Alors que l’administration Obama a renfloué les banquiers et les spéculateurs de Wall Street qui ont détruit l’économie en 2008, elle n’est pas venue en aide aux municipalités, États et académies scolaires qui furent dévastés par la perte de recettes fiscales, l’effondrement des prix d’immobiliers et la croissance du chômage.

La crise financière qui en a résulté a été utilisée pour éliminer les emplois de plus de 300 000 enseignants et employés des écoles, transférer les coûts des soins de santé aux enseignants et autres employés publics et piller les retraites des travailleurs du secteur public protégées par la Constitution.

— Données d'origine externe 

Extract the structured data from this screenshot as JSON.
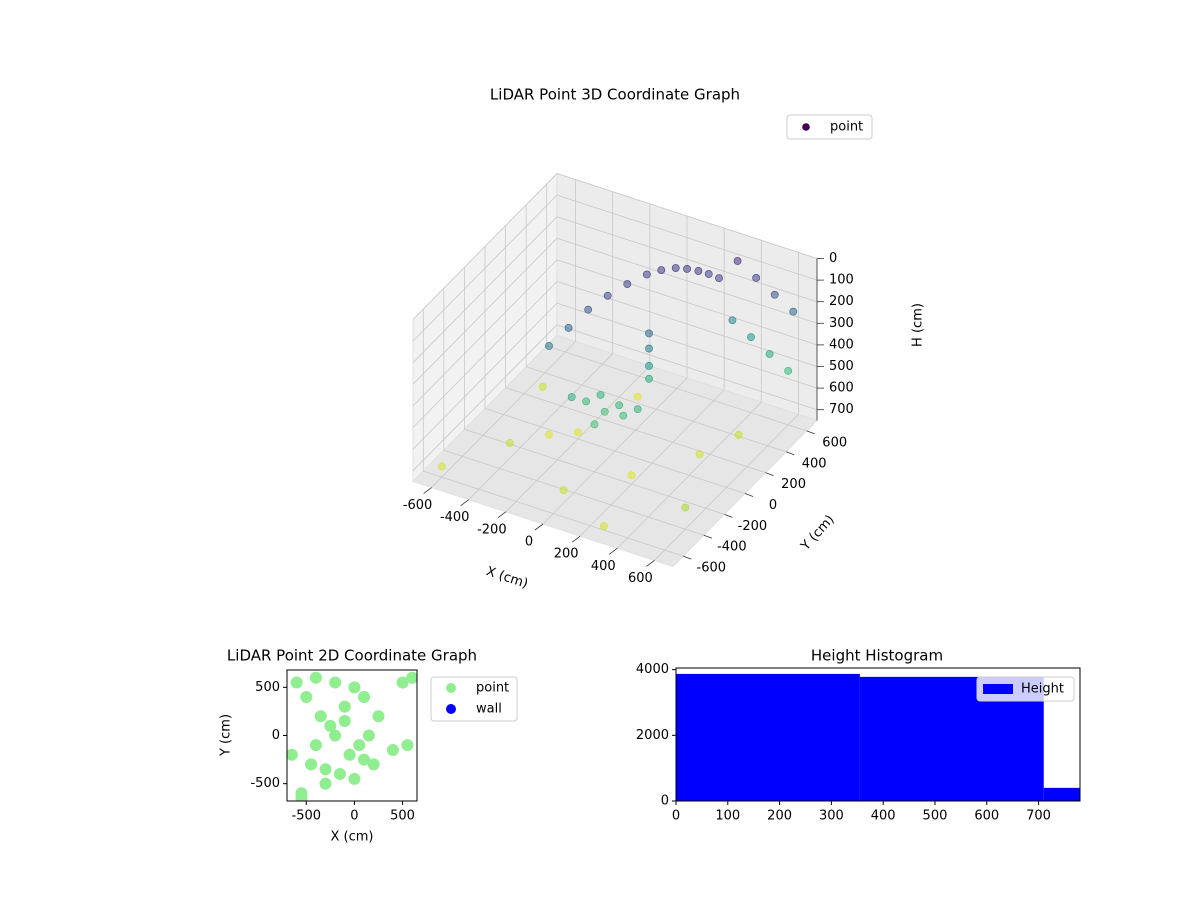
{
  "chart_data": [
    {
      "type": "scatter3d",
      "title": "LiDAR Point 3D Coordinate Graph",
      "xlabel": "X (cm)",
      "ylabel": "Y (cm)",
      "zlabel": "H (cm)",
      "xlim": [
        -700,
        700
      ],
      "ylim": [
        -700,
        700
      ],
      "zlim": [
        750,
        0
      ],
      "zinverted": true,
      "xticks": [
        -600,
        -400,
        -200,
        0,
        200,
        400,
        600
      ],
      "yticks": [
        -600,
        -400,
        -200,
        0,
        200,
        400,
        600
      ],
      "zticks": [
        0,
        100,
        200,
        300,
        400,
        500,
        600,
        700
      ],
      "colormap": "viridis",
      "legend": "upper right",
      "grid": true,
      "series": [
        {
          "name": "point",
          "color": "#440154",
          "x": [
            -300,
            -250,
            -200,
            -150,
            -100,
            -50,
            0,
            50,
            100,
            150,
            200,
            250,
            -100,
            -50,
            0,
            50,
            100,
            150,
            -150,
            0,
            100,
            100,
            100,
            100,
            300,
            400,
            500,
            600,
            300,
            400,
            500,
            600,
            -600,
            -400,
            -200,
            0,
            200,
            400,
            600,
            -500,
            -100,
            300,
            500,
            -300
          ],
          "y": [
            -100,
            0,
            100,
            200,
            300,
            400,
            450,
            500,
            520,
            540,
            550,
            560,
            -100,
            -50,
            -100,
            -50,
            -100,
            -50,
            -150,
            -200,
            150,
            150,
            150,
            150,
            650,
            650,
            650,
            650,
            600,
            600,
            600,
            600,
            -600,
            -300,
            0,
            -500,
            -200,
            100,
            -400,
            200,
            400,
            -650,
            300,
            -100
          ],
          "z": [
            300,
            250,
            200,
            170,
            150,
            140,
            130,
            130,
            130,
            135,
            140,
            150,
            500,
            480,
            520,
            500,
            510,
            490,
            470,
            530,
            250,
            320,
            400,
            460,
            100,
            150,
            200,
            250,
            350,
            400,
            450,
            500,
            700,
            680,
            720,
            690,
            710,
            700,
            650,
            690,
            720,
            700,
            680,
            710
          ]
        }
      ]
    },
    {
      "type": "scatter",
      "title": "LiDAR Point 2D Coordinate Graph",
      "xlabel": "X (cm)",
      "ylabel": "Y (cm)",
      "xlim": [
        -700,
        650
      ],
      "ylim": [
        -680,
        680
      ],
      "xticks": [
        -500,
        0,
        500
      ],
      "yticks": [
        -500,
        0,
        500
      ],
      "legend": "outside right",
      "series": [
        {
          "name": "point",
          "color": "#90ee90",
          "x": [
            -600,
            -550,
            -500,
            -450,
            -400,
            -350,
            -300,
            -250,
            -200,
            -150,
            -100,
            -50,
            0,
            50,
            100,
            150,
            200,
            250,
            -400,
            -300,
            -200,
            -100,
            0,
            100,
            500,
            550,
            600,
            400,
            -650,
            -550
          ],
          "y": [
            550,
            -600,
            400,
            -300,
            600,
            200,
            -500,
            100,
            550,
            -400,
            300,
            -200,
            500,
            -100,
            400,
            0,
            -300,
            200,
            -100,
            -350,
            0,
            150,
            -450,
            -250,
            550,
            -100,
            600,
            -150,
            -200,
            -650
          ]
        },
        {
          "name": "wall",
          "color": "#0000ff",
          "x": [],
          "y": []
        }
      ]
    },
    {
      "type": "histogram",
      "title": "Height Histogram",
      "bins": [
        0,
        355,
        710,
        780
      ],
      "counts": [
        3870,
        3780,
        400
      ],
      "color": "#0000ff",
      "series_name": "Height",
      "xlim": [
        0,
        780
      ],
      "ylim": [
        0,
        4050
      ],
      "xticks": [
        0,
        100,
        200,
        300,
        400,
        500,
        600,
        700
      ],
      "yticks": [
        0,
        2000,
        4000
      ],
      "legend": "upper right"
    }
  ]
}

En même temps, le président démocrate a fourni une aide fédérale limitée aux académies scolaires qui utilisaient des tests à fort enjeu pour virer des enseignants comme prétendument inaptes et développer considérablement les écoles privées à but lucratif.

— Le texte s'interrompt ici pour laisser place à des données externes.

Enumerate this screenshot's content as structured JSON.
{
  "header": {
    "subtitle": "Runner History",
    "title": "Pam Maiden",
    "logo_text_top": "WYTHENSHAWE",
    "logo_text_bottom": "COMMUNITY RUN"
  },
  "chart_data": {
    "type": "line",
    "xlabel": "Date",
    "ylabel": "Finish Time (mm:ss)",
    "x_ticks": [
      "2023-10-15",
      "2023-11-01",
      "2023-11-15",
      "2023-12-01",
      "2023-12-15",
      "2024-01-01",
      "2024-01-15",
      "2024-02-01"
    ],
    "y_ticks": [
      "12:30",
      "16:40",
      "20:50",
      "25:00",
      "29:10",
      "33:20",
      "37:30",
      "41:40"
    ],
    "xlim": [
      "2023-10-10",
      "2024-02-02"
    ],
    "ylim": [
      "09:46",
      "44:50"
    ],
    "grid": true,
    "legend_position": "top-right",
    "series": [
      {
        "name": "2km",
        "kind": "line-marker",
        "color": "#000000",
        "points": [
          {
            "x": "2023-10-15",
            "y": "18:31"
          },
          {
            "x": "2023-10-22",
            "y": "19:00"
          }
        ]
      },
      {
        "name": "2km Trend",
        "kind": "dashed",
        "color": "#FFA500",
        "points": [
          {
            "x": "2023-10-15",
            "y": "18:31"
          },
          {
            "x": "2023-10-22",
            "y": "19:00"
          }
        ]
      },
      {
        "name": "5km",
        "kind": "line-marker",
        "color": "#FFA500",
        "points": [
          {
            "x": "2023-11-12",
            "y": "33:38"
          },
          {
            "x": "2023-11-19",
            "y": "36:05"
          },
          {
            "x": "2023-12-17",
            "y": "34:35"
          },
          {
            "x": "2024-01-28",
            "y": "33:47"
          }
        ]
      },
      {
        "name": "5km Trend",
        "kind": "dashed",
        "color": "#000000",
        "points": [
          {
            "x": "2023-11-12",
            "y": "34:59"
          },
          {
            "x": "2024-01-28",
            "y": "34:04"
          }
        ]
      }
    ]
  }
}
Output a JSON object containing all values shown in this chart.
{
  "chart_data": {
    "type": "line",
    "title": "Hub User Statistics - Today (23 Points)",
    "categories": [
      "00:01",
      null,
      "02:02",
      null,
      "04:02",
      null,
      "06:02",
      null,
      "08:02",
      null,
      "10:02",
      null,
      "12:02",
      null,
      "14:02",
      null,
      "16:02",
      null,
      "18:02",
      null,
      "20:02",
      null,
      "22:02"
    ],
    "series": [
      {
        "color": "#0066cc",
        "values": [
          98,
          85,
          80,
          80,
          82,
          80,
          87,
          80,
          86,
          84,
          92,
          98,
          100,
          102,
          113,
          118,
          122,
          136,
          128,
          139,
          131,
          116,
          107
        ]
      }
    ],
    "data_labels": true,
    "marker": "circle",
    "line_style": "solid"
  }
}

L’assaut sur l’éducation est en train d’être intensifié sous l’administration Trump, qui coupe des milliards des dépenses fédérales et promeut les chèques-éducation et d’autres attaques contre l’éducation publique.

En Virginie occidentale, les syndicats d’enseignants présentaient faussement les démocrates de l’État comme des partisans des enseignants et de l’éducation publique, bien que les démocrates aient dirigé l’État pendant la plus grande partie des 100 dernières années. Dans le New Jersey, les syndicats ont condamné l’ancien gouverneur républicain Chris Christie pour la loi chapitre 78 qui augmente les frais de soins de santé, mais la mesure a été soutenue par les principaux démocrates.

Cela inclut le président du Sénat de l’Etat, le démocrate Steve Sweeney, un vice-président général du syndicat des métallurgistes, et la présidente de la Chambre, Sheila Oliver, qui est actuellement le lieutenant-gouverneur de l’État sous le gouverneur démocrate Phil Murphy, ancien dirigeant de Goldman Sachs. Le maire de Jersey City, Steven Fulop, est une étoile montante dans le Parti démocrate de l’État qui a supervisé l’embourgeoisement de la ville en grande partie appauvrie.

« J’ai participé à des conférences téléphoniques avec des enseignants à travers le pays », a déclaré Nicole, enseignante de Virginie occidentale. « Il y a l’Oklahoma et l’Arizona, mais cela bouge même en Louisiane et dans une académie scolaire de Los Angeles. Mon espoir est que les gens puissent regarder au-delà du système bipartite et trouver la force en eux-mêmes. Il n’y a rien qui puisse être fait à notre encontre par ceux qui sont au pouvoir si nous restons fermes dans ce que nous voulons. »

(Article paru en anglais le 19 mars 2018)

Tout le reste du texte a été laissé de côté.